The museum was constructed at the Camden Station which used to be a stop on the B&O Railroad. Constructed between 1856 and 1857 this railroad stop served both passenger and freight trains. Even president Abraham Lincoln traveled through Camden Station on his way to his inauguration, and his final trip on his own funeral train. Since being closed in the 1980s, the Sports Legend Museum occupied the space until its location had been moved. The recent tenant in Camden Station is Geppi's Entertainment Museum, which closed on June 3, 2018. The Camden Station is currently left vacant.

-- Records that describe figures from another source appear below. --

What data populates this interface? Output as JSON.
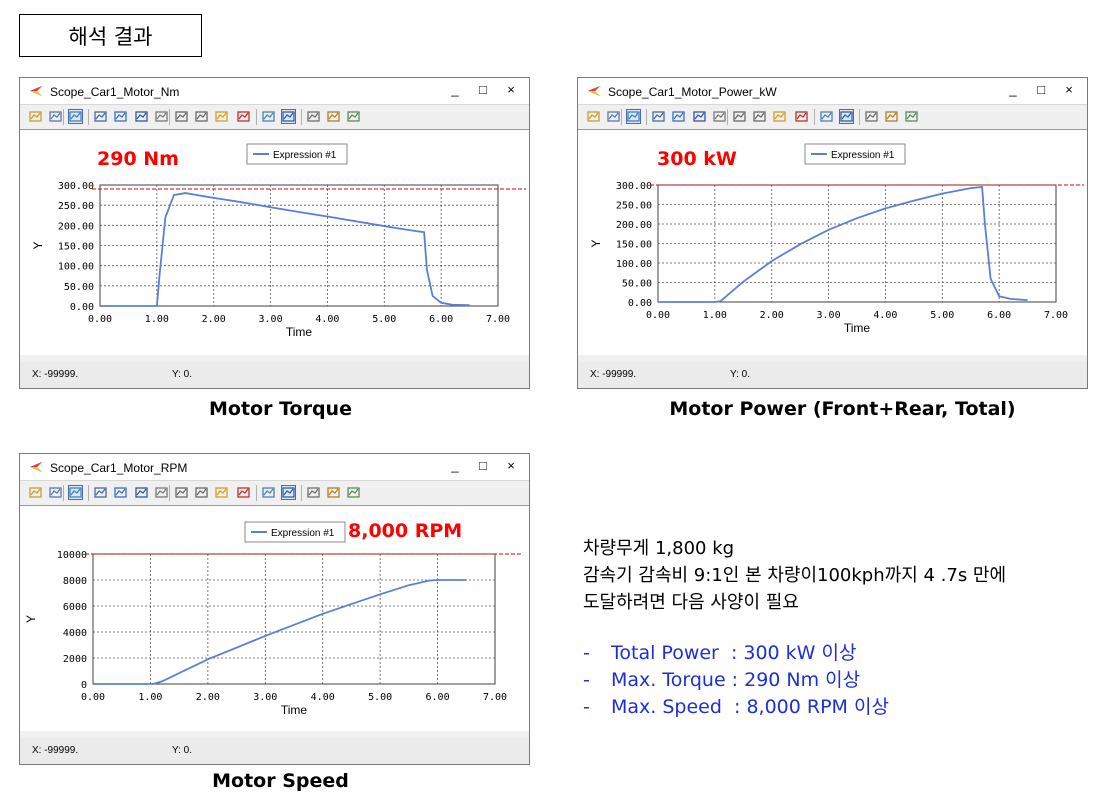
{
  "page_title": "해석 결과",
  "scopes": [
    {
      "window_title": "Scope_Car1_Motor_Nm",
      "legend": "Expression #1",
      "annotation": "290 Nm",
      "caption": "Motor Torque",
      "status_x": "X:  -99999.",
      "status_y": "Y:  0.",
      "ylabel": "Y",
      "xlabel": "Time",
      "x_ticks": [
        "0.00",
        "1.00",
        "2.00",
        "3.00",
        "4.00",
        "5.00",
        "6.00",
        "7.00"
      ],
      "y_ticks": [
        "0.00",
        "50.00",
        "100.00",
        "150.00",
        "200.00",
        "250.00",
        "300.00"
      ]
    },
    {
      "window_title": "Scope_Car1_Motor_Power_kW",
      "legend": "Expression #1",
      "annotation": "300 kW",
      "caption": "Motor Power (Front+Rear, Total)",
      "status_x": "X:  -99999.",
      "status_y": "Y:  0.",
      "ylabel": "Y",
      "xlabel": "Time",
      "x_ticks": [
        "0.00",
        "1.00",
        "2.00",
        "3.00",
        "4.00",
        "5.00",
        "6.00",
        "7.00"
      ],
      "y_ticks": [
        "0.00",
        "50.00",
        "100.00",
        "150.00",
        "200.00",
        "250.00",
        "300.00"
      ]
    },
    {
      "window_title": "Scope_Car1_Motor_RPM",
      "legend": "Expression #1",
      "annotation": "8,000 RPM",
      "caption": "Motor Speed",
      "status_x": "X:  -99999.",
      "status_y": "Y:  0.",
      "ylabel": "Y",
      "xlabel": "Time",
      "x_ticks": [
        "0.00",
        "1.00",
        "2.00",
        "3.00",
        "4.00",
        "5.00",
        "6.00",
        "7.00"
      ],
      "y_ticks": [
        "0",
        "2000",
        "4000",
        "6000",
        "8000",
        "10000"
      ]
    }
  ],
  "window_buttons": {
    "minimize": "_",
    "maximize": "□",
    "close": "×"
  },
  "toolbar_icons": [
    "open-icon",
    "copy-icon",
    "plot-icon",
    "zoom-icon",
    "autoscale-icon",
    "3d-icon",
    "grid-icon",
    "pan-h-icon",
    "pan-v-icon",
    "export-icon",
    "delete-icon",
    "chart-settings-icon",
    "legend-icon",
    "tools-icon",
    "properties-icon",
    "table-icon"
  ],
  "notes": {
    "line1": "차량무게 1,800 kg",
    "line2": "감속기 감속비 9:1인 본 차량이100kph까지 4 .7s 만에",
    "line3": "도달하려면 다음 사양이 필요"
  },
  "bullets": [
    {
      "dash": "-",
      "text": "Total Power  : 300 kW 이상"
    },
    {
      "dash": "-",
      "text": "Max. Torque : 290 Nm 이상"
    },
    {
      "dash": "-",
      "text": "Max. Speed  : 8,000 RPM 이상"
    }
  ],
  "colors": {
    "series": "#5b7fd6",
    "annotation": "#ff0000",
    "reference_line": "#d40000",
    "bullets": "#1c2fd8"
  },
  "chart_data": [
    {
      "type": "line",
      "xlabel": "Time",
      "ylabel": "Y",
      "xlim": [
        0,
        7
      ],
      "ylim": [
        0,
        300
      ],
      "grid": true,
      "legend_position": "top-center",
      "reference_line": 290,
      "series": [
        {
          "name": "Expression #1",
          "x": [
            0,
            1.0,
            1.05,
            1.15,
            1.3,
            1.5,
            2.0,
            2.5,
            3.0,
            3.5,
            4.0,
            4.5,
            5.0,
            5.5,
            5.7,
            5.75,
            5.85,
            6.0,
            6.2,
            6.5
          ],
          "y": [
            0,
            0,
            80,
            220,
            275,
            280,
            268,
            257,
            245,
            233,
            222,
            210,
            198,
            187,
            183,
            90,
            25,
            8,
            3,
            2
          ]
        }
      ]
    },
    {
      "type": "line",
      "xlabel": "Time",
      "ylabel": "Y",
      "xlim": [
        0,
        7
      ],
      "ylim": [
        0,
        300
      ],
      "grid": true,
      "legend_position": "top-center",
      "reference_line": 300,
      "series": [
        {
          "name": "Expression #1",
          "x": [
            0,
            1.0,
            1.1,
            1.5,
            2.0,
            2.5,
            3.0,
            3.5,
            4.0,
            4.5,
            5.0,
            5.5,
            5.7,
            5.75,
            5.85,
            6.0,
            6.2,
            6.5
          ],
          "y": [
            0,
            0,
            2,
            52,
            105,
            148,
            185,
            215,
            240,
            260,
            278,
            292,
            295,
            200,
            60,
            15,
            8,
            5
          ]
        }
      ]
    },
    {
      "type": "line",
      "xlabel": "Time",
      "ylabel": "Y",
      "xlim": [
        0,
        7
      ],
      "ylim": [
        0,
        10000
      ],
      "grid": true,
      "legend_position": "top-center",
      "reference_line": 10000,
      "series": [
        {
          "name": "Expression #1",
          "x": [
            0,
            1.05,
            1.2,
            2.0,
            3.0,
            4.0,
            5.0,
            5.5,
            5.85,
            6.0,
            6.5
          ],
          "y": [
            0,
            0,
            200,
            1900,
            3700,
            5400,
            6900,
            7600,
            7950,
            8000,
            8000
          ]
        }
      ]
    }
  ]
}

Babe Ruth Birthplace and Museum

Birthplace 
Babe Ruth was born in 1895 to parents George Sr. and Kate in Baltimore, MD, in a house near the site of the original Orioles ballpark, today known as Oriole Park at Camden Yards. His childhood home is located in the old Ridgley's Delight neighborhood close to the Inner Harbor. The house became a tourist attraction in the early 1980s to preserve its history. A local group of Babe Ruth fans and Baltimore historians took action to have the city support a museum in Babe's honor, after almost being demolished in the early 1970s. In 1973, Babe Ruth Birthplace Foundation opened a non-profit museum to the public in honor of Babe Ruth's Birthplace.

Museum 
The Babe Ruth Museum has been run by Mike Gibbons, the Executive Director, for 23 years. The collection continued to grow through the 1990s. The museum houses a collection of artifacts from Ruth's life, including some rare baseball cards and the earliest known signature of Ruth, from when he was still pitching in the schoolyard. The original museum underwent renovations to increase space, improve accessibility, and enhance the overall facility in 2006.

Events

Dew Tour 

The Dew Tour has two separate events: summer and winter. The Dew Tour gives street skiers, skaters, snowboarders, etc., the chance to participate with mainstream contenders. This is a chance that street contenders have not had before, and it gives skiers a chance to participate in the Winter Olympics. The Panasonic Dew Tour held in 2007 offered a total of $2.5 million in prizes.

Baltimore Marathon 

The Camden Yards Sports Complex is home of the Baltimore Marathon, which is arguably "one of the best races on the east coast." In 2016, the race will start on October 15 and features a variety of different races. The Baltimore Marathon includes the full marathon, half marathon, team relay, 5K, kid's fun run, and the BaltiMORON-a-Thon. People of all ages can participate in specific events (according to age) and prices range from $15 to $280. The race began in 2001, and still follows the same course as the original race. It begins at Oriole Park at Camden Yards then winds its way through the streets of Baltimore passing by the Inner Harbor, Fells Point, Patterson Park, and many other sites in the city, ending in the same spot it began. The race is a total of 26.219 miles long. At the finish line in 2012, both the male and female winners received a prize of $25,000. The race has greatly evolved from the first Maryland Marathon in 1973.

African American Festival 

The Camden Yards Sports Complex is also home to the African American Festival (or Afram). The African American Festival is a social gathering of the people of Baltimore where they come to celebrate African American music and culture. The festival is filled with various artists including poets, singers, rappers, entrepreneurs and other performers. The African American Festival has been taking place since 1976 and has featured appearances from people such as Ray Lewis, Vivica A. Fox, Elise Neal, Traci Braxton, the rapper Common, and much more. There is fun and games for children to participate in and everyone enjoys the family oriented vibe. It is one of the largest cultural events on the east coast and welcomes more than 350,000 people annually every summer. There is usually more than 150 vendors and two stages for entertainment. The African American Festival is a huge attraction each year.